# Ross, Chandler & Joey :-)



## Emily&Ria (Sep 19, 2012)

So myself and my girlfriend have been debating about having some pet rats for a while but we decided once we saw these 3 beautiful boys! They're 8 weeks old and all brothers. (L-R) Chandler (striped and spotted back), Ross (striped back) & Joey (pure bluey/grey). We're new to rats so I'm quite sure we'll be on here with our lads bugging you all with advice & such  Chandler is the brave adventurous one, Ross is the very chilled laid back one and Joey is the nosey one  They are all of bluey/grey colouring and are all very friendly & tame. All together its a pleasure to have them and a pleasure to be on here so, HIYA


----------



## LightningWolf (Jun 8, 2012)

They are adorable.They look like blues or Russian blues. Though from the pictures they look like blue agoutis. From what you said sounds like chandler is a vareigated or just a poor hooded. Ross is a hooded, and Joey is a self.


----------



## Keelyrawr (Mar 7, 2012)

Adorableeee <3 Love the Friends names


----------



## Tabitha drake (Aug 25, 2012)

My two boys are named Joey and chandler I loves friends and they were roomies sooo... But I did just get a hairless and I was thinking Ross, but he looked like an old man so I named him Norman


Sent from my iPhone using PG Free


----------



## Babs (Jan 26, 2012)

Ahaha, love the names! I called my dog after Ross from Friends  Gorgeous little boys, too. Dumbo ears <3


----------



## IOVERATS (Aug 25, 2012)

Only one word can sum these little critters up- ADORABLE! 

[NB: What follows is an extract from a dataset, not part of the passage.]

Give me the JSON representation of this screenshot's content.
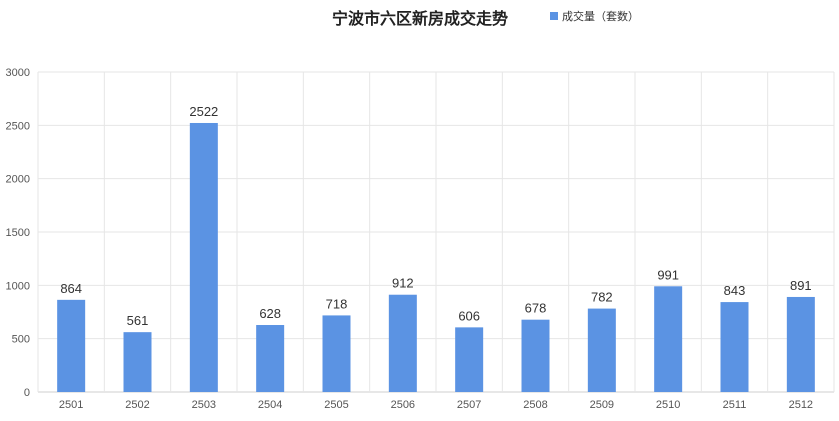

A wise t-shirt once said 'my rats think your gross too!' directed at all you rat haters out there!


----------



## Rat-1- (Jul 22, 2012)

Wow some one likes friends


----------



## Rodents=Love256 (Aug 26, 2012)

Clever names  They are all absolutely adorable! This is a great site for tips and advice, enjoy!


----------



## Eden10 (Aug 11, 2012)

WOW beautiful ratties!!! I love the blue color ;D


----------